L’ex-premier ministre de l’Alberta Jason Kenney démissionne de son poste de député

EDMONTON — L’ex-premier ministre de l’Alberta Jason Kenney a remis sa démission en tant que député de l’Assemblée législative de la province, mardi soir.

Dans une lettre envoyée au président de l’Assemblée législative, Nathan Cooper, M. Kenney annonce que sa décision de se retirer comme député de Calgary-Lougheed entre en vigueur immédiatement. M. Kenney représentait cette circonscription depuis 2017.

Dans un communiqué de presse accompagnant sa lettre de démission, M. Kenney remercie les électeurs de sa circonscription, ainsi que ceux qui l’ont porté au pouvoir comme député fédéral entre 1997 et 2016.

«À l’avenir, j’espère continuer à contribuer à notre vie démocratique en partageant une partie de ce que j’ai appris sur une foule de sujets, comme l’immigration, la sécurité nationale, le développement économique autochtone, les relations au sein de la fédération, la croissance économique, l’énergie et bien plus», a écrit M. Kenney.

«Mais pour l’instant, je termine avec cette réflexion. Quels que soient nos défauts ou imperfections, le Canada — et je crois que l’Alberta — fait l’envie du monde à bien des égards. Ce n’est pas un accident de l’histoire.»

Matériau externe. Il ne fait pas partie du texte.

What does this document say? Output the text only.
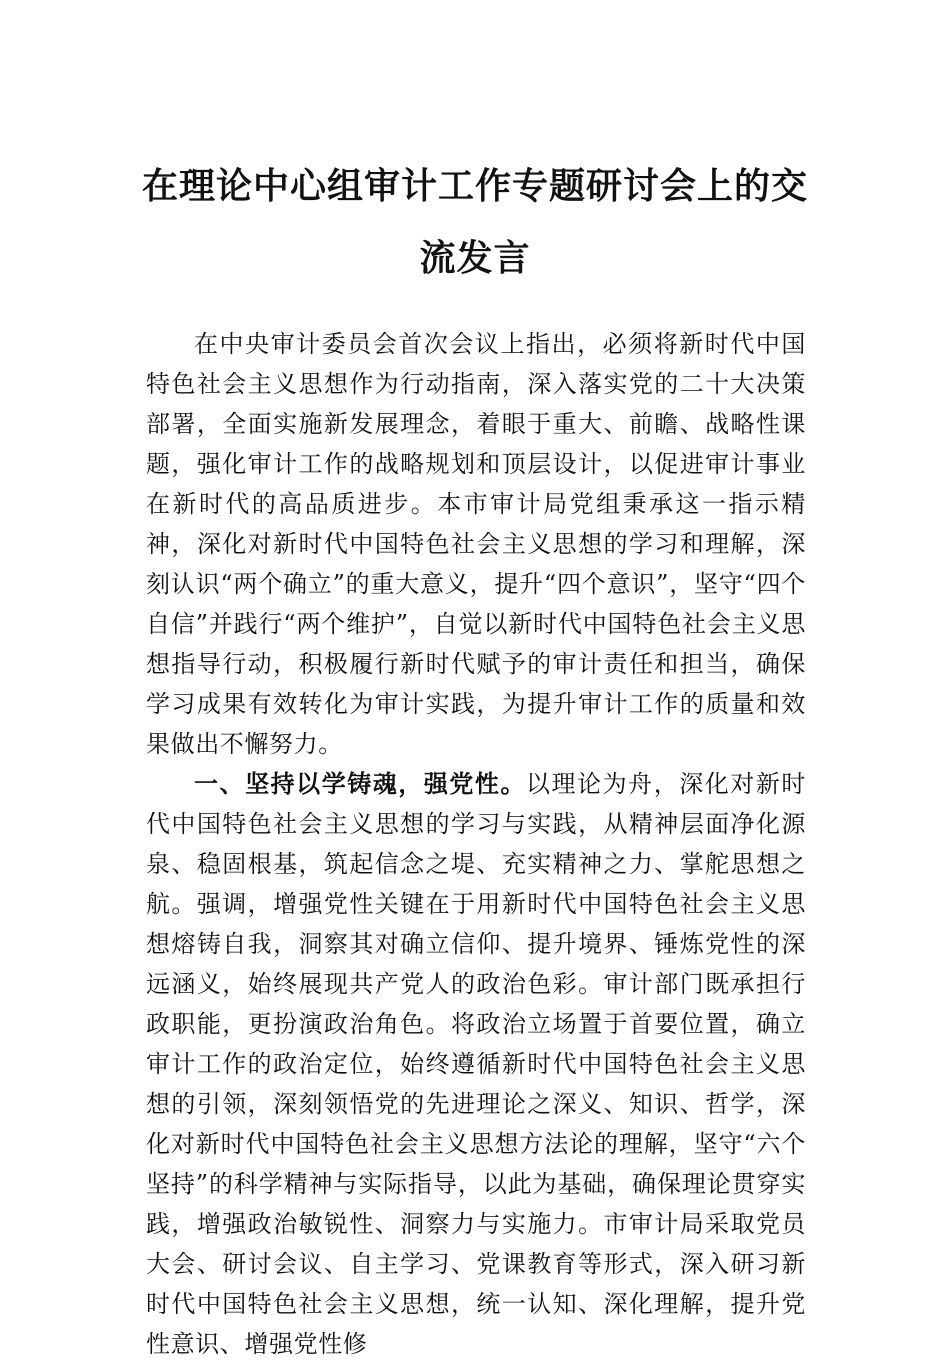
在理论中心组审计工作专题研讨会上的交流发言

在中央审计委员会首次会议上指出，必须将新时代中国特色社会主义思想作为行动指南，深入落实党的二十大决策部署，全面实施新发展理念，着眼于重大、前瞻、战略性课题，强化审计工作的战略规划和顶层设计，以促进审计事业在新时代的高品质进步。本市审计局党组秉承这一指示精神，深化对新时代中国特色社会主义思想的学习和理解，深刻认识“两个确立”的重大意义，提升“四个意识”，坚守“四个自信”并践行“两个维护”，自觉以新时代中国特色社会主义思想指导行动，积极履行新时代赋予的审计责任和担当，确保学习成果有效转化为审计实践，为提升审计工作的质量和效果做出不懈努力。

一、坚持以学铸魂，强党性。以理论为舟，深化对新时代中国特色社会主义思想的学习与实践，从精神层面净化源泉、稳固根基，筑起信念之堤、充实精神之力、掌舵思想之航。强调，增强党性关键在于用新时代中国特色社会主义思想熔铸自我，洞察其对确立信仰、提升境界、锤炼党性的深远涵义，始终展现共产党人的政治色彩。审计部门既承担行政职能，更扮演政治角色。将政治立场置于首要位置，确立审计工作的政治定位，始终遵循新时代中国特色社会主义思想的引领，深刻领悟党的先进理论之深义、知识、哲学，深化对新时代中国特色社会主义思想方法论的理解，坚守“六个坚持”的科学精神与实际指导，以此为基础，确保理论贯穿实践，增强政治敏锐性、洞察力与实施力。市审计局采取党员大会、研讨会议、自主学习、党课教育等形式，深入研习新时代中国特色社会主义思想，统一认知、深化理解，提升党性意识、增强党性修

Il s’est dit fier du travail accompli au cours de ses 25 années en politique, tant au provincial qu’au fédéral, mais il a ajouté qu’il craignait la polarisation des débats entre l’extrême gauche et l’extrême droite.

«L’extrême gauche veut effacer notre histoire, délégitimer nos institutions et nos traditions, en plus de diviser dangereusement la société en fonction de critères identitaires. Et de l’extrême droite, nous voyons une colère vengeresse et un cynisme toxique qui cherchent souvent à démolir les choses, plutôt que de construire et d’améliorer nos institutions imparfaites», a observé M. Kenney.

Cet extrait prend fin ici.